Iskra Delta, a technology conglomerate, was summoned from the future to present its covert production at the 34th Ljubljana Biennale of Graphic Arts.
The tentacle of the future patiently pounds on the glass. Dense hyperpop vapour rises from the heated planet. Reality forks in the glimmers of other possible worlds. If you thought that the Slovenian/Yugoslavian computer company, which many saw as having the potential to become a global technological power, went dark after 1989, you are mistaken. Iskra Delta will deposit the forms that are already emerging in our midst. The future rests with us.
In the more than 60 years of its existence, the Ljubljana Biennale, founded in 1955 in the midst of the Cold War, has tirelessly responded to the ever-changing sociopolitical context while rearticulating its own identity and strategies. From the very beginning, it sought to transcend geopolitical polarities, reflecting Yugoslavia’s determination to choose its own path.
The Biennale continues to draw from its history and context, taking a specific local case of technological development and its unrealised potentials as the impetus for its 34th edition.
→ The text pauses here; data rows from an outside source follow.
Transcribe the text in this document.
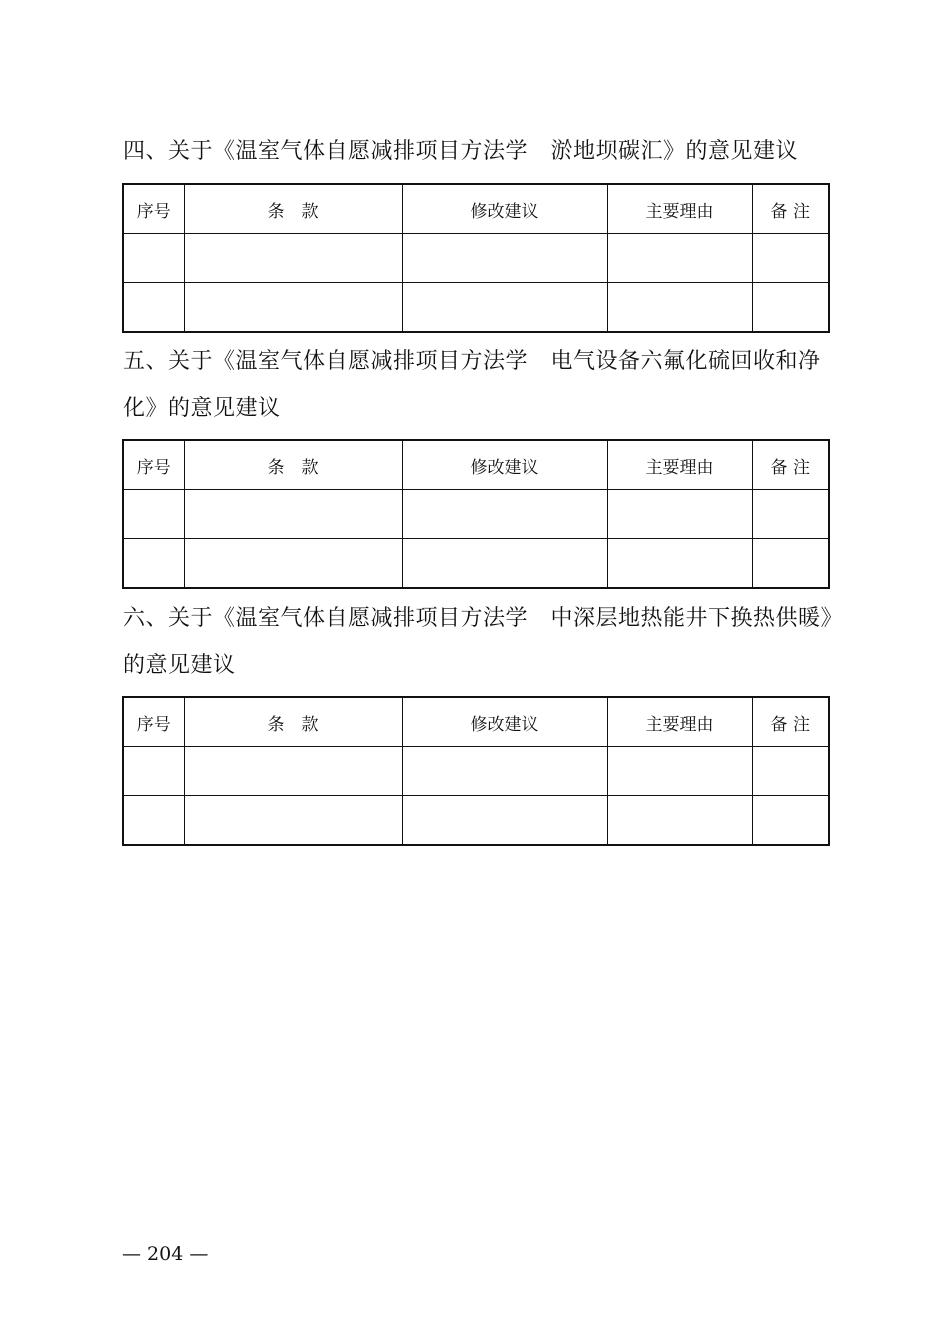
四、关于《温室气体自愿减排项目方法学　淤地坝碳汇》的意见建议

序号	条　款	修改建议	主要理由	备 注

五、关于《温室气体自愿减排项目方法学　电气设备六氟化硫回收和净化》的意见建议

序号	条　款	修改建议	主要理由	备 注

六、关于《温室气体自愿减排项目方法学　中深层地热能井下换热供暖》的意见建议

序号	条　款	修改建议	主要理由	备 注

— 204 —
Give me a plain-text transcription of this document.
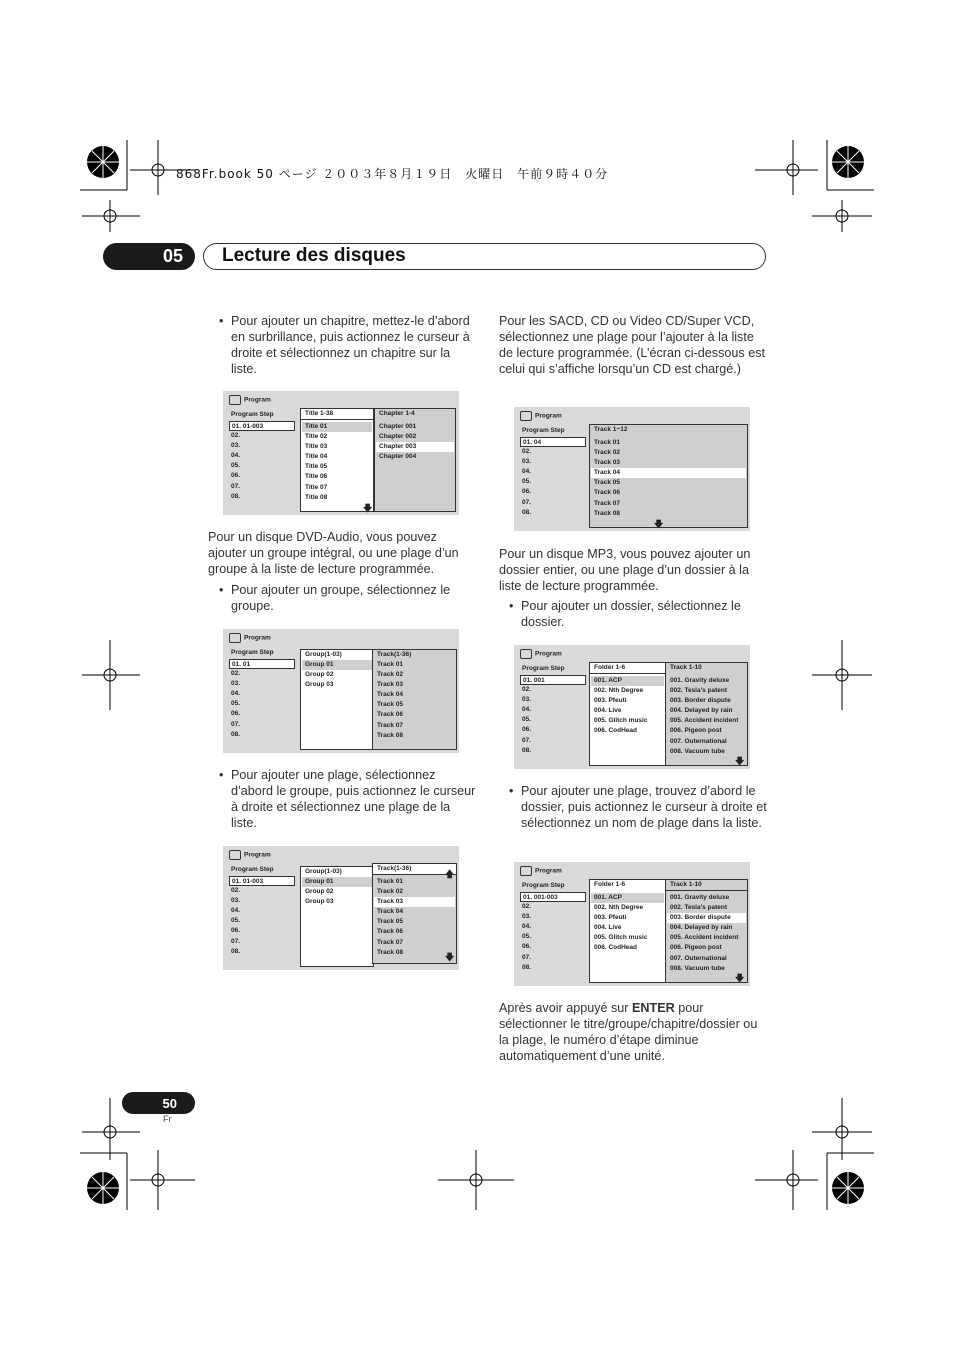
868Fr.book 50 ページ ２００３年８月１９日　火曜日　午前９時４０分
05	Lecture des disques
• Pour ajouter un chapitre, mettez-le d’abord en surbrillance, puis actionnez le curseur à droite et sélectionnez un chapitre sur la liste.
Program
Program Step
01. 01-003
02.
03.
04.
05.
06.
07.
08.
Title 1-38
Title 01
Title 02
Title 03
Title 04
Title 05
Title 06
Title 07
Title 08
Chapter 1-4
Chapter 001
Chapter 002
Chapter 003
Chapter 004
🡇
Pour un disque DVD-Audio, vous pouvez ajouter un groupe intégral, ou une plage d’un groupe à la liste de lecture programmée.
• Pour ajouter un groupe, sélectionnez le groupe.
Program
Program Step
01. 01
02.
03.
04.
05.
06.
07.
08.
Group(1-03)
Group 01
Group 02
Group 03
Track(1-36)
Track 01
Track 02
Track 03
Track 04
Track 05
Track 06
Track 07
Track 08
• Pour ajouter une plage, sélectionnez d’abord le groupe, puis actionnez le curseur à droite et sélectionnez une plage de la liste.
Program
Program Step
01. 01-003
02.
03.
04.
05.
06.
07.
08.
Group(1-03)
Group 01
Group 02
Group 03
Track(1-36)
Track 01
Track 02
Track 03
Track 04
Track 05
Track 06
Track 07
Track 08
🡅
🡇
Pour les SACD, CD ou Video CD/Super VCD, sélectionnez une plage pour l’ajouter à la liste de lecture programmée. (L’écran ci-dessous est celui qui s’affiche lorsqu’un CD est chargé.)
Program
Program Step
01. 04
02.
03.
04.
05.
06.
07.
08.
Track 1~12
Track 01
Track 02
Track 03
Track 04
Track 05
Track 06
Track 07
Track 08
🡇
Pour un disque MP3, vous pouvez ajouter un dossier entier, ou une plage d’un dossier à la liste de lecture programmée.
• Pour ajouter un dossier, sélectionnez le dossier.
Program
Program Step
01. 001
02.
03.
04.
05.
06.
07.
08.
Folder 1-6
001. ACP
002. Nth Degree
003. Pfeuti
004. Live
005. Glitch music
006. CodHead
Track 1-10
001. Gravity deluxe
002. Tesla's patent
003. Border dispute
004. Delayed by rain
005. Accident incident
006. Pigeon post
007. Outernational
008. Vacuum tube
🡇
• Pour ajouter une plage, trouvez d’abord le dossier, puis actionnez le curseur à droite et sélectionnez un nom de plage dans la liste.
Program
Program Step
01. 001-003
02.
03.
04.
05.
06.
07.
08.
Folder 1-6
001. ACP
002. Nth Degree
003. Pfeuti
004. Live
005. Glitch music
006. CodHead
Track 1-10
001. Gravity deluxe
002. Tesla's patent
003. Border dispute
004. Delayed by rain
005. Accident incident
006. Pigeon post
007. Outernational
008. Vacuum tube
🡇
Après avoir appuyé sur ENTER pour sélectionner le titre/groupe/chapitre/dossier ou la plage, le numéro d’étape diminue automatiquement d’une unité.
50
Fr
Against a backdrop of social and environmental unrest, deep in the pandemic that has fixed our bodies in place and our eyes on screens, the story of Iskra Delta and the spectres of the “lost futures” that haunt it, provided a spark for imagining and constructing possible alternative presents.
Since Iskra Delta is an entity that resides in the present moment, it is also integrated into current Internet culture, inhabiting the world of pre-existing subcultural phenomena: the world of hyperpop, trash, memes, political compass, squatting Slavs, hipsters, doomers and other phantoms of this generation.
It presented a conglomeration of practices from different platforms, collectives and both established and especially younger generations of artists, musicians and writers, whose works span various media and disciplines and, above all, harness the power of fiction and emerging technologies to point to the vectors that are capable of transforming the world we inhabit today.
As a biennale rooted in the local context while maintaining a global perspective, the 34th Ljubljana Biennale of Graphic Arts included artists from regional territories such as Slovenia, Croatia, Poland, Czech Republic, Hungary, as well as international participants from Germany, United Kingdom and the United States, Middle East and the African countries.
The exhibition sprawled across the historical building of the International Centre of Graphic Arts and spread its tentacles into the surrounding park and some venues in the city. It showcased existing and commissioned works, and was accompanied by an extensive discursive programme that crossed the boundaries between contemporary art, sociology, politics and literature, as well as the Iskra Delta folder that includes both an exhibition catalogue and a reader with essays that expand on the themes of the Biennale.